MobileRead Forums - View Single Post

DiapDealer · 08-09-2014, 02:54 AM

Quote:

Originally Posted by cybmole

I am impressed that it zaps both eth opening and the closing tag, in a single pass, and without needing a \1 replace anywhere

That's part of its simplicity. It's designed to match both the opening and closing 'a' tags themselves, rather than capturing the text in between them and trying to separate that and put it back with a \1.

Quote:

Originally Posted by cybmole

so can you walk me though HOW it works, please -using the above example.

Certainly. It's all about the optional elements (indicated by the '?'s).

Code:

</?a ?([^>]+)?>

Take the opening portion:

Code:

</?a

The /? makes the slash optional. So that means it matches both the <a of the opening tag and the </a of the closing tag.

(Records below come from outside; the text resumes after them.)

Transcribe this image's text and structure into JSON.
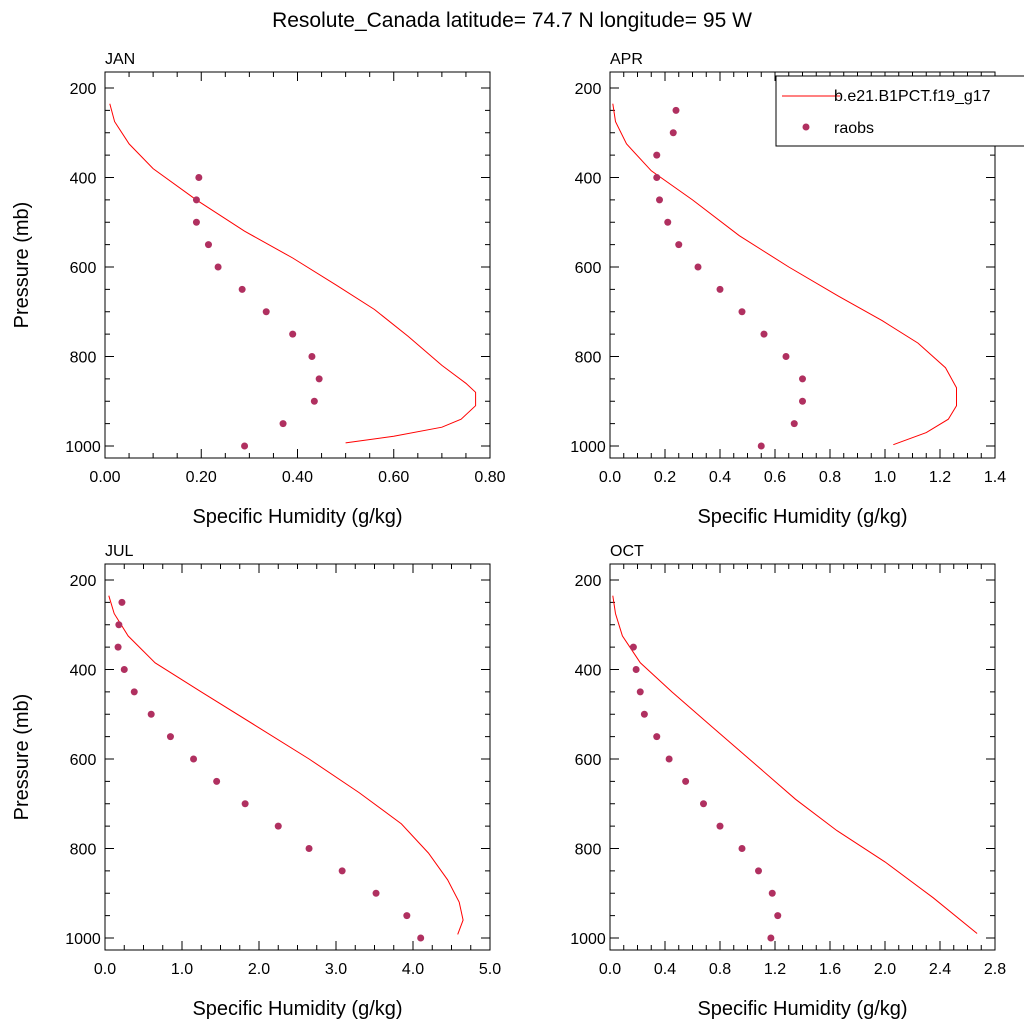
{
  "title": "Resolute_Canada  latitude= 74.7 N longitude= 95 W",
  "colors": {
    "model": "#ff0000",
    "obs": "#b03060",
    "axis": "#000000"
  },
  "legend": {
    "model_label": "b.e21.B1PCT.f19_g17",
    "obs_label": "raobs"
  },
  "chart_data": [
    {
      "type": "line",
      "panel": "JAN",
      "xlabel": "Specific Humidity (g/kg)",
      "ylabel": "Pressure (mb)",
      "xlim": [
        0,
        0.8
      ],
      "ylim": [
        1000,
        200
      ],
      "xticks": [
        "0.00",
        "0.20",
        "0.40",
        "0.60",
        "0.80"
      ],
      "yticks": [
        "200",
        "400",
        "600",
        "800",
        "1000"
      ],
      "series": [
        {
          "name": "b.e21.B1PCT.f19_g17",
          "kind": "line",
          "x": [
            0.01,
            0.02,
            0.05,
            0.1,
            0.19,
            0.29,
            0.39,
            0.48,
            0.56,
            0.63,
            0.7,
            0.75,
            0.77,
            0.77,
            0.74,
            0.7,
            0.6,
            0.5
          ],
          "y": [
            235,
            275,
            325,
            380,
            450,
            520,
            580,
            640,
            695,
            755,
            820,
            860,
            880,
            910,
            940,
            958,
            978,
            993
          ]
        },
        {
          "name": "raobs",
          "kind": "scatter",
          "x": [
            0.195,
            0.19,
            0.19,
            0.215,
            0.235,
            0.285,
            0.335,
            0.39,
            0.43,
            0.445,
            0.435,
            0.37,
            0.29
          ],
          "y": [
            400,
            450,
            500,
            550,
            600,
            650,
            700,
            750,
            800,
            850,
            900,
            950,
            1000
          ]
        }
      ]
    },
    {
      "type": "line",
      "panel": "APR",
      "xlabel": "Specific Humidity (g/kg)",
      "ylabel": "",
      "xlim": [
        0,
        1.4
      ],
      "ylim": [
        1000,
        200
      ],
      "xticks": [
        "0.0",
        "0.2",
        "0.4",
        "0.6",
        "0.8",
        "1.0",
        "1.2",
        "1.4"
      ],
      "yticks": [
        "200",
        "400",
        "600",
        "800",
        "1000"
      ],
      "series": [
        {
          "name": "b.e21.B1PCT.f19_g17",
          "kind": "line",
          "x": [
            0.01,
            0.02,
            0.06,
            0.15,
            0.3,
            0.47,
            0.65,
            0.83,
            0.99,
            1.12,
            1.22,
            1.26,
            1.26,
            1.23,
            1.15,
            1.03
          ],
          "y": [
            235,
            275,
            325,
            385,
            450,
            530,
            600,
            665,
            720,
            770,
            825,
            870,
            910,
            940,
            970,
            997
          ]
        },
        {
          "name": "raobs",
          "kind": "scatter",
          "x": [
            0.24,
            0.23,
            0.17,
            0.17,
            0.18,
            0.21,
            0.25,
            0.32,
            0.4,
            0.48,
            0.56,
            0.64,
            0.7,
            0.7,
            0.67,
            0.55
          ],
          "y": [
            250,
            300,
            350,
            400,
            450,
            500,
            550,
            600,
            650,
            700,
            750,
            800,
            850,
            900,
            950,
            1000
          ]
        }
      ]
    },
    {
      "type": "line",
      "panel": "JUL",
      "xlabel": "Specific Humidity (g/kg)",
      "ylabel": "Pressure (mb)",
      "xlim": [
        0,
        5.0
      ],
      "ylim": [
        1000,
        200
      ],
      "xticks": [
        "0.0",
        "1.0",
        "2.0",
        "3.0",
        "4.0",
        "5.0"
      ],
      "yticks": [
        "200",
        "400",
        "600",
        "800",
        "1000"
      ],
      "series": [
        {
          "name": "b.e21.B1PCT.f19_g17",
          "kind": "line",
          "x": [
            0.05,
            0.12,
            0.3,
            0.65,
            1.25,
            1.95,
            2.65,
            3.3,
            3.85,
            4.2,
            4.45,
            4.6,
            4.65,
            4.58
          ],
          "y": [
            235,
            275,
            325,
            385,
            450,
            525,
            600,
            675,
            745,
            810,
            870,
            920,
            960,
            992
          ]
        },
        {
          "name": "raobs",
          "kind": "scatter",
          "x": [
            0.22,
            0.18,
            0.17,
            0.25,
            0.38,
            0.6,
            0.85,
            1.15,
            1.45,
            1.82,
            2.25,
            2.65,
            3.08,
            3.52,
            3.92,
            4.1
          ],
          "y": [
            250,
            300,
            350,
            400,
            450,
            500,
            550,
            600,
            650,
            700,
            750,
            800,
            850,
            900,
            950,
            1000
          ]
        }
      ]
    },
    {
      "type": "line",
      "panel": "OCT",
      "xlabel": "Specific Humidity (g/kg)",
      "ylabel": "",
      "xlim": [
        0,
        2.8
      ],
      "ylim": [
        1000,
        200
      ],
      "xticks": [
        "0.0",
        "0.4",
        "0.8",
        "1.2",
        "1.6",
        "2.0",
        "2.4",
        "2.8"
      ],
      "yticks": [
        "200",
        "400",
        "600",
        "800",
        "1000"
      ],
      "series": [
        {
          "name": "b.e21.B1PCT.f19_g17",
          "kind": "line",
          "x": [
            0.02,
            0.04,
            0.09,
            0.22,
            0.45,
            0.75,
            1.05,
            1.35,
            1.65,
            2.0,
            2.35,
            2.67
          ],
          "y": [
            235,
            275,
            325,
            385,
            450,
            530,
            610,
            690,
            760,
            830,
            910,
            990
          ]
        },
        {
          "name": "raobs",
          "kind": "scatter",
          "x": [
            0.17,
            0.19,
            0.22,
            0.25,
            0.34,
            0.43,
            0.55,
            0.68,
            0.8,
            0.96,
            1.08,
            1.18,
            1.22,
            1.17
          ],
          "y": [
            350,
            400,
            450,
            500,
            550,
            600,
            650,
            700,
            750,
            800,
            850,
            900,
            950,
            1000
          ]
        }
      ]
    }
  ]
}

The space that follows is for demarcation so it doesn't match any other tags that might start with the letter 'a' (addr abbr, area, etc...). It's made optional with the following '?' because the space won't exist in the closing tag.
(NOTE: I can't guarantee it won't match tags like addr, abbr, or area because I frankly haven't tried it--I suspect it might. But those tags are pretty rare. Still ... that's why I prefer the \M approach instead of the " ?". "a\M" matches the letter a at the "end of a word." But \M won't work in all flavors of regex.)

That takes us through

Code:

</?a ?

The [^>] part just means "any character that's not (^) a closing angle brace (>)". The '+' is to indicate one or more repetitions of that "any character that's not a closing angle brace". It's basically a way to capture anything up to the closing angle brace, while ensuring it doesn't get "greedy" and go beyond the next closest angle brace.

Code:

[^>]+

Wrapping the [^>]+ in parentheses just groups it together so that the following question mark makes the entire construct optional (because it won't exist in the closing tag).

Code:

([^>]+)?

So put it all together and it will match </a> as well as:

Code:

<a id="blah" class="blahdeblah" href="blahdedblahdeblah.html#doohickey">

Basically anything that starts with '<a' or '</a' and everything else that may be present, up to and including the next '>'.